Gaumont eyes growth; Latest exhib to study expansion beyond border

Eight years after it pulled out of an exhibition foray in Italy, Gallic major Gaumont is once again studying the idea of expanding its hardtop interests outside France.

Gaumont’s renewed interest in Europe confirms a recent trend among the major French exhibitors who are sizing up investment opportunities in neighboring territories.

In May, exhibitor Pathe’s parent company Chargeurs announced it is teaming up with Warner Bros. International Theaters and Morgan Creek International Theaters to build multiplexes in the Netherlands. Meanwhile UGC continues to negotiate with the Madrid authorities over construction of a multiplex there.

“We are looking at all the countries around us,” Gaumont exhibition topper Jean-Louis Renoux told Variety. “The Americans have a strong presence in the U.K., they have a foothold in Germany and they are showing interest in Spain; we don’t want to be left behind in the exhibition sector.”

Gaumont has concentrated on developing and renovating its French circuit since withdrawing from Italy in 1985 after an unsuccessful and costly attempt to expand into Italian production and exhibition.

Spanish plans

Renoux denied rumors circulating during the Cannes Film Festival that Gaumont is talking to the Barcelona city authorities about building an 18-screen multiplex, but he acknowledged that “Spain is a very interesting market.”

That opinion is shared by UGC, where company president Guy Verrecchia last week confirmed to Variety that plans exist for “what would probably be a 15 -screen multiplex in Madrid.”

Cost estimates

Although Verrecchia wouldn’t be drawn on the investment required for such a project, estimates are that it could cost in the region of 100 million francs ($ 17.6 million). “It’s premature to talk of a startup date because we are still in negotiation to see if we actually go ahead with the project,” he noted.

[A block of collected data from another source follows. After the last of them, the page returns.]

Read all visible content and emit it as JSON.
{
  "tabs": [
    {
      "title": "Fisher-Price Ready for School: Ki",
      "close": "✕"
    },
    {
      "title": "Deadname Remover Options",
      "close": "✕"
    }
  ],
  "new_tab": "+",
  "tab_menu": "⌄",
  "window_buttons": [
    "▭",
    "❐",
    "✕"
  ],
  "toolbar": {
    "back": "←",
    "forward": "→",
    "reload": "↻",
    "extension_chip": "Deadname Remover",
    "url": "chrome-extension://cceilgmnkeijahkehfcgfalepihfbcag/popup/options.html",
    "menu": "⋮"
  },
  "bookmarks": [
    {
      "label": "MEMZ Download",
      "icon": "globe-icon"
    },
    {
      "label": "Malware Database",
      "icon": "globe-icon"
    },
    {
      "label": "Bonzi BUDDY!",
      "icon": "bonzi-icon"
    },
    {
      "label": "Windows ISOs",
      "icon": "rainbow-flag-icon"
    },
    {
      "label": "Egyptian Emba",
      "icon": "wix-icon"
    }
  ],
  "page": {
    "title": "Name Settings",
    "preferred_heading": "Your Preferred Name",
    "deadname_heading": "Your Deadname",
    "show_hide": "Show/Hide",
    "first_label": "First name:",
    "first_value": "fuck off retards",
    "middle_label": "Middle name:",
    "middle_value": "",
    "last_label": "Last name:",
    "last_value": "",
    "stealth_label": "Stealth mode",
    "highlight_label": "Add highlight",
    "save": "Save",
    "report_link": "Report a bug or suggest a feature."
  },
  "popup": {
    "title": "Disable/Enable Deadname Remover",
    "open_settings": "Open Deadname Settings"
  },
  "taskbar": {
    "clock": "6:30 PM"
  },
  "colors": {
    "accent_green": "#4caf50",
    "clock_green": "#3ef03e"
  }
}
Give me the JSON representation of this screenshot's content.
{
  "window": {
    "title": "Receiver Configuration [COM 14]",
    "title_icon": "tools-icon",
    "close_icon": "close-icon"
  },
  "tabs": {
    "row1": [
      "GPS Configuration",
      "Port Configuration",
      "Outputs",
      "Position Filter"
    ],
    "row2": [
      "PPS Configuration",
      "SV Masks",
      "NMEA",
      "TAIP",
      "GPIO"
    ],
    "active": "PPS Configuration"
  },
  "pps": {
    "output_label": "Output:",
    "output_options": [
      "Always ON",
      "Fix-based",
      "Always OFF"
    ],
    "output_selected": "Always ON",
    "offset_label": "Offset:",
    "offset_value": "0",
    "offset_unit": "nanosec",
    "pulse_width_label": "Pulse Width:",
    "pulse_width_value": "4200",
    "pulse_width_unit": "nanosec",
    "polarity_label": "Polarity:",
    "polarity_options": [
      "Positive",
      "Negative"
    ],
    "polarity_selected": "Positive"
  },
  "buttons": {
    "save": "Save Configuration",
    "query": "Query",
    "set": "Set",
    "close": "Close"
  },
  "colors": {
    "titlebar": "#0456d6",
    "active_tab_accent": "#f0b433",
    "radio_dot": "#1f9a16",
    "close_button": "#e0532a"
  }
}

According to Verrecchia, UGC’s choice of European sites will be based on a city-by-city approach, rather than trying to establish national circuits in the various territories. “We are thinking in terms of large population centers.

“If we see one in a neighboring territory and we feel that the target is poorly served in terms of screens, then it is just as interesting to us as a French site.”

Enticing revenue

Equally attractive for the French is the fact that in most European territories the amount of revenue from ticket sales that stays in the hands of the exhibitor — around 60% on average — is greater than the average 50% in France.

Chargeurs president Jerome Seydoux has come out strongly against the French norm, insisting that as exhibitors are taking risks by investing heavily in new multiplexes, they should have access to greater box office receipts.

Earlier this month Seydoux opened a 12-screen, 87 million franc ($ 15.3 million) multiplex in Toulon. Later this year a second multiplex costing slightly over 90 million francs ($ 15.8 million) opens outside Paris. Seydoux has gone on record as saying that new multiplexes can only be envisaged in France if there is some evolution in the division of receipts.

The more attractive division of coin in the Netherlands, where exhibitors hold on to around 60% of revenues, is one of the reasons cited by Chargeurs execs for their decision to pact with Warner Bros. and Morgan Creek in building multiplexes in that territory.

Under the terms of the three-party deal, Chargeurs, Warner Bros. and Morgan Creek will start work on an eight-screen complex near The Hague this year, and there are plans for further multiplexes in Amsterdam and Rotterdam.

The mysterious south

Despite the newfound French enthusiasm for international expansion, one territory which seems likely to be way down the list of investment targets is Italy.

UGC president Verrecchia told Variety recently that he found the Italian business practices a little too “mysterious” to visualize a move into that market.

Over at Gaumont, the unsatisfactory attempt to establish a foothold in the territory between 1981 and 1985 has left the company wary. “I really can’t see (company president) Nicolas Seydoux giving the go-ahead to Italy,” commented Jean-Louis Renoux.